1. Seluruh keparahan yang disebabkan oleh asma berbeda jauh antar
penderita dan bervariasi secara khas pada setiap penderita seiring
berjalannya waktu.
2. Program pengobatan untuk meningkatkan kemampuan (dan
kerumitan) sesuai untuk mengontrol asma dari keadaan yang semakin
parah (misal pendekatan secara bertahap).
3. Obat-obatan anti radang merupakan pengobatan yang utama untuk
semua tapi diberikan yang paling minimal untuk asma.
4. Akibat peningkatan intensitas gejala seharusnya disarankan satu
bentuk pre-planned yang memberikan perencanaan untuk
meningkatkan status fungsional penderita. Pengetahuan pasien dan
penyediaan informasi penting untuk mendapatkan hasil yang baik.
Apapun bentuk dari sodium kromolin dan nedokromil untuk terapi obat,
mungkin berupa kortikosteroid inhalasi, sekarang sudah banyak secara luas
untuk pengobatan banyak orang yang menderita asma dengan gejala.

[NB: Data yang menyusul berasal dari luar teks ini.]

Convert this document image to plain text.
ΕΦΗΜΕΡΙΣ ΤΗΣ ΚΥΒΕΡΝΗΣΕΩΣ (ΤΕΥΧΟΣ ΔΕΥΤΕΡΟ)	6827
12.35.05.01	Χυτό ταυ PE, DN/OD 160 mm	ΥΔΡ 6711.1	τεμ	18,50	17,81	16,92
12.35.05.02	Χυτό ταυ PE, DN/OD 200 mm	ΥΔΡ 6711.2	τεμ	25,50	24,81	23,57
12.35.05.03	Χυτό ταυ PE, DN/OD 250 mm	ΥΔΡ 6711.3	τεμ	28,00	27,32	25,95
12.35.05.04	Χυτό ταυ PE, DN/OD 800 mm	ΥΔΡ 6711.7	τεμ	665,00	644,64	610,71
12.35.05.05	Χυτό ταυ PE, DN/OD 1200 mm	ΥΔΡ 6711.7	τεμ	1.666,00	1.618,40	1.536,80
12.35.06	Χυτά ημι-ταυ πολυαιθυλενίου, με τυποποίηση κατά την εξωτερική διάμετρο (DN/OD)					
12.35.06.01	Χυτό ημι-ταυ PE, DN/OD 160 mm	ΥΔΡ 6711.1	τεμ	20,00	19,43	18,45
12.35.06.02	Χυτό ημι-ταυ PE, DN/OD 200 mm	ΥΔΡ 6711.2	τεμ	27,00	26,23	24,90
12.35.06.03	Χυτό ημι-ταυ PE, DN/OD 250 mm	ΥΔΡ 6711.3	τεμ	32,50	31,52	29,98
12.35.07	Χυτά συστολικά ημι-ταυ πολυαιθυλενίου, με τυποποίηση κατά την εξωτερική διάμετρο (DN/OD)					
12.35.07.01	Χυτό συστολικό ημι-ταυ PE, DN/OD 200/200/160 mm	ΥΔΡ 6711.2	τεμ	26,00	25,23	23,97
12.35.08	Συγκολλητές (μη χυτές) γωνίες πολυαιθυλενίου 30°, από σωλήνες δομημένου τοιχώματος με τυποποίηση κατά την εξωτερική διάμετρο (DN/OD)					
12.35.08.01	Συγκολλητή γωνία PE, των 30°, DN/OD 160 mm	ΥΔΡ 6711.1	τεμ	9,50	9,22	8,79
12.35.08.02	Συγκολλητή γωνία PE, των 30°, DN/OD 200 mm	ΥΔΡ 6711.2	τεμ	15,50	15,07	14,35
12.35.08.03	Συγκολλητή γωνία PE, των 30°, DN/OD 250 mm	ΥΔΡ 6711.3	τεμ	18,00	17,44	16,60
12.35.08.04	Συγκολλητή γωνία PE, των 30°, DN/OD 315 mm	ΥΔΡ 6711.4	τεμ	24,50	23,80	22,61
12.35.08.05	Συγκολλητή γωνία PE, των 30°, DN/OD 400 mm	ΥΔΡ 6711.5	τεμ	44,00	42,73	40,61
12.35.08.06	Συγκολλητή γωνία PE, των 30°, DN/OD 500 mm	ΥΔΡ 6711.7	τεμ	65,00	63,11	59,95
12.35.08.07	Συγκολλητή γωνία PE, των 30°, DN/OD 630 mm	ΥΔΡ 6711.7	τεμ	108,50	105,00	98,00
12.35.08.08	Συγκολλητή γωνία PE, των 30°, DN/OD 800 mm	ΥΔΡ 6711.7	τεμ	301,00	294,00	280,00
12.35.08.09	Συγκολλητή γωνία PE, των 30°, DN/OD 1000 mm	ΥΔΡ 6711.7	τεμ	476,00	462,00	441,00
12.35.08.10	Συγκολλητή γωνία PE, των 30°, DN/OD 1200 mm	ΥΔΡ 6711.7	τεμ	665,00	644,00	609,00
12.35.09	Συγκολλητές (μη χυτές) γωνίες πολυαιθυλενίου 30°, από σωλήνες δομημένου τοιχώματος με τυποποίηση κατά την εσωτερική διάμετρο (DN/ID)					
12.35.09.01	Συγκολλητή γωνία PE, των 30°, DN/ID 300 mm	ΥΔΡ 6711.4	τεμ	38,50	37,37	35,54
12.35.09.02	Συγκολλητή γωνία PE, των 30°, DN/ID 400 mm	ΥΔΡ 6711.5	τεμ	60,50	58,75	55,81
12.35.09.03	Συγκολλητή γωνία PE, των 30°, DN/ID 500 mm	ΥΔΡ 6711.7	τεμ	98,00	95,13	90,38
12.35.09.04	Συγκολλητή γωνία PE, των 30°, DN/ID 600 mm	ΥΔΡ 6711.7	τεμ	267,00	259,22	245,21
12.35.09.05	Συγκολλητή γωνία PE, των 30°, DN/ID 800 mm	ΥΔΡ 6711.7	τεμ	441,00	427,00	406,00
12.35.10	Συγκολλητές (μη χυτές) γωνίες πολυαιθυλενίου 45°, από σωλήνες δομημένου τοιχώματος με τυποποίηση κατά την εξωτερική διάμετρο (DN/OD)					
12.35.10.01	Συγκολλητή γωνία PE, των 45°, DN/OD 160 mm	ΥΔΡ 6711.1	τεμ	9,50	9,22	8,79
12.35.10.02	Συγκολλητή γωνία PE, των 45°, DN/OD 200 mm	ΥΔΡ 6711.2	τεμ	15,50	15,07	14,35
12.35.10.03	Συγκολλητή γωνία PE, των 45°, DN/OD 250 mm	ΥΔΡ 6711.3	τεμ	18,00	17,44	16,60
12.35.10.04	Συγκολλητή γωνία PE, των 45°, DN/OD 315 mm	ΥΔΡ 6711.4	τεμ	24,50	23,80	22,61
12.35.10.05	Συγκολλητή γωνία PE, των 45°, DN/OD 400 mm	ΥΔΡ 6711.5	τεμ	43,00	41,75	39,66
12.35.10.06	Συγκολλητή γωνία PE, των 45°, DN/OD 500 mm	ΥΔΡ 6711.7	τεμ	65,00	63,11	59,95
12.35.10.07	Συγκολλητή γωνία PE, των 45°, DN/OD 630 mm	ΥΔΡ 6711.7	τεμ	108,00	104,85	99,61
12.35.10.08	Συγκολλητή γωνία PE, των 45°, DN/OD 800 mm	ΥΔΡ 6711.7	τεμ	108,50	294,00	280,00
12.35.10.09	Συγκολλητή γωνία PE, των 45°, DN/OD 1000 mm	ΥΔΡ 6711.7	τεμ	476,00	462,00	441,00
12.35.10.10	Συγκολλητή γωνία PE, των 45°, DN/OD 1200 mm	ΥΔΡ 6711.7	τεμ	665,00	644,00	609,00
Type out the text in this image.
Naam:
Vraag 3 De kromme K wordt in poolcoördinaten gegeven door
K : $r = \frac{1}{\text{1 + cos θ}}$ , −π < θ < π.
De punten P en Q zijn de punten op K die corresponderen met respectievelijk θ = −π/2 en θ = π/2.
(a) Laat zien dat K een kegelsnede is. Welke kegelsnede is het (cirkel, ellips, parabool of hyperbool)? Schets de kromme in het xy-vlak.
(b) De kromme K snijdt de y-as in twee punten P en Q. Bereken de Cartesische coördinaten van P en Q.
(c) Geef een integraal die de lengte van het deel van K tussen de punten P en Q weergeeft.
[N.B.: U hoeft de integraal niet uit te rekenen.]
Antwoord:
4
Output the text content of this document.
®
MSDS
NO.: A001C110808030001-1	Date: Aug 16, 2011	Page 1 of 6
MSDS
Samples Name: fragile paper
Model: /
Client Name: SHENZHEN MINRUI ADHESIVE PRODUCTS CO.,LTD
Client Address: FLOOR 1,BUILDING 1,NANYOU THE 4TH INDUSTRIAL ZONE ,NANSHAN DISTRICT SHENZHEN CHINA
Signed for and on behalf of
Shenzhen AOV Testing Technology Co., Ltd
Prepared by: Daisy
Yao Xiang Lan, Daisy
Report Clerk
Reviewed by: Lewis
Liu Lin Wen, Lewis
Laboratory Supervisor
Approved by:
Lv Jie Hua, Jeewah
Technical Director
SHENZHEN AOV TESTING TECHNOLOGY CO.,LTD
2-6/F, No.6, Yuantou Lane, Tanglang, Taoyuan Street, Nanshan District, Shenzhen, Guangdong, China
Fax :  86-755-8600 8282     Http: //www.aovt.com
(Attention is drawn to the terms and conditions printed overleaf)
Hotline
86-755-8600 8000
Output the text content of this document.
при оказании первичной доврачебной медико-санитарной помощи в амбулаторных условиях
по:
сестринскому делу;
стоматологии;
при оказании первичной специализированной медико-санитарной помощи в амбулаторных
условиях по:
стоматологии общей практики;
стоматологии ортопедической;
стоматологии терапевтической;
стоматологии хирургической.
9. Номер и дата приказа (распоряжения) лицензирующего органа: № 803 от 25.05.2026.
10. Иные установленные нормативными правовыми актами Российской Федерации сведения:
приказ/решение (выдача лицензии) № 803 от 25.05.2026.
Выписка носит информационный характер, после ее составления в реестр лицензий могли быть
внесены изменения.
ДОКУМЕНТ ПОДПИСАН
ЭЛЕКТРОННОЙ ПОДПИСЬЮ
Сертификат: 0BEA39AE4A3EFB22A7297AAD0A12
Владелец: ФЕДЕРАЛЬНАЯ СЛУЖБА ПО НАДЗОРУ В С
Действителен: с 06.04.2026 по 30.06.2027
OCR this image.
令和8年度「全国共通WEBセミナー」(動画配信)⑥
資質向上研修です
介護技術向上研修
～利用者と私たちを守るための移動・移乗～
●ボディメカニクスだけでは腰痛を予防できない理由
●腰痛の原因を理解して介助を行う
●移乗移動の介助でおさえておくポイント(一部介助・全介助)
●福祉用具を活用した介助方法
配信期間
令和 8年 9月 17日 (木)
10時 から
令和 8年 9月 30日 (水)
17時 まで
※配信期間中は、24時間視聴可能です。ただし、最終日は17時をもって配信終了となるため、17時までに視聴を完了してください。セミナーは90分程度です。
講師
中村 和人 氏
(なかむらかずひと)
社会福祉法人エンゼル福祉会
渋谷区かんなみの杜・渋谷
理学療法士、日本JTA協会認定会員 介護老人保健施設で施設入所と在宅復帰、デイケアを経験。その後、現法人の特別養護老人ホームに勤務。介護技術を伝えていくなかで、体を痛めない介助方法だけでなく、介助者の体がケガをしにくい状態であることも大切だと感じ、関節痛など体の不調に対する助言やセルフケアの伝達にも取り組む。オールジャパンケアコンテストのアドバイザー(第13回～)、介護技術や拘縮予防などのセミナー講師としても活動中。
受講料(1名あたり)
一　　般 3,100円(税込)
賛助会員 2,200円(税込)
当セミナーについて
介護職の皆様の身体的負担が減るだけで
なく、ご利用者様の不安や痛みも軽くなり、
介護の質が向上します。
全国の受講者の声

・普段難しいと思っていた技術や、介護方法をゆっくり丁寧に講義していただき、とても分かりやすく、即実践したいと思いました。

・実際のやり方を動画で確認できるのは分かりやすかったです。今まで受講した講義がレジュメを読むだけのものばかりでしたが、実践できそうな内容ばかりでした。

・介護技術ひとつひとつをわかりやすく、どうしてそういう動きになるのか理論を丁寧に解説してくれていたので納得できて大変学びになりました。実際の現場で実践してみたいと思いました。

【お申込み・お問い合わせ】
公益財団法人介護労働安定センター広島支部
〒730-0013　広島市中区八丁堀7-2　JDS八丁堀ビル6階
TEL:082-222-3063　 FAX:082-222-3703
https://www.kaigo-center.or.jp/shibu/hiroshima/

Beberapa agen yang dipasarkan dalam inhalasi dosis terukur memberikan
efektivitas topikal dan metabolisme cepat (hepatik) pada setiap obat yang
diabsorpsi; beberapa obat tersebut diperbolehkan dikonsumsi dua kali sehari
untuk meningkatkan efek kerjanya. Kortikosteroid inhalasi merupakan terapi
tambahan yang secara signifikan menurunkan morbiditas asma, hiperreaktif
bronkus terkontrol, serta jumlah dan tingkat keaktifan peradangan sel-sel
saluran pernapasan. Efek ini hampir selalu berhubungan dan rutin tercapai
tanpa efek samping sistemik akibat penggunaan kortikosteroid oral maupun
parenteral. Walaupun terdapat faktor-faktor yang aman ini, pada kasus yang
jarang, efek ekstrabronkial dapat muncul bila dosis yang dianjurkan
terlewati; hiperkortikisme dapat timbul pada pasien tertentu yang
menggunakan dosis biasa. Selain itu, efek samping lokal dapat timbul pada
dosis yang disarankan dan dapat meningkat sebanding dengan peningkatan
penggunaan obat. Efek samping ini termasuk iritas tenggorokan, infeksi
Candida pada orofaring, dan miopati laring (tidak berfungsinya otot), yang
menimbulkan suara serak. Pasien yang menggunakan kortikosteroid inhalasi
dapat menurunkan kejadian yang tidak menguntungkan dengan secara
cepat membasuh mulut mereka menggunakan air keran setelah pemakaian
obat inhalasi.
Atropin dan agen antikolinergik terkait telah memperlihatkan aktivitas
sebagai relaksan otot bronkial. Inhalasi congener aerosol, ipratropium
bromida mencapai bronkodilasi sedang tanpa efek samping yang diharapkan
dari antagonis sistem muskarinik. Ipratropium khususnya digunakan pada
asma yang telah mengalami komplikasi bronkitis kronik, namun dapat juga
menguntungkan pasien lain yang memiliki masalah saluran pernapasan. Efek
merugikan jarang terjadi dan usaha-usaha terus dilakukan untuk
menjelaskan indikasi yang lebih baik untuk agen-agen tersebut.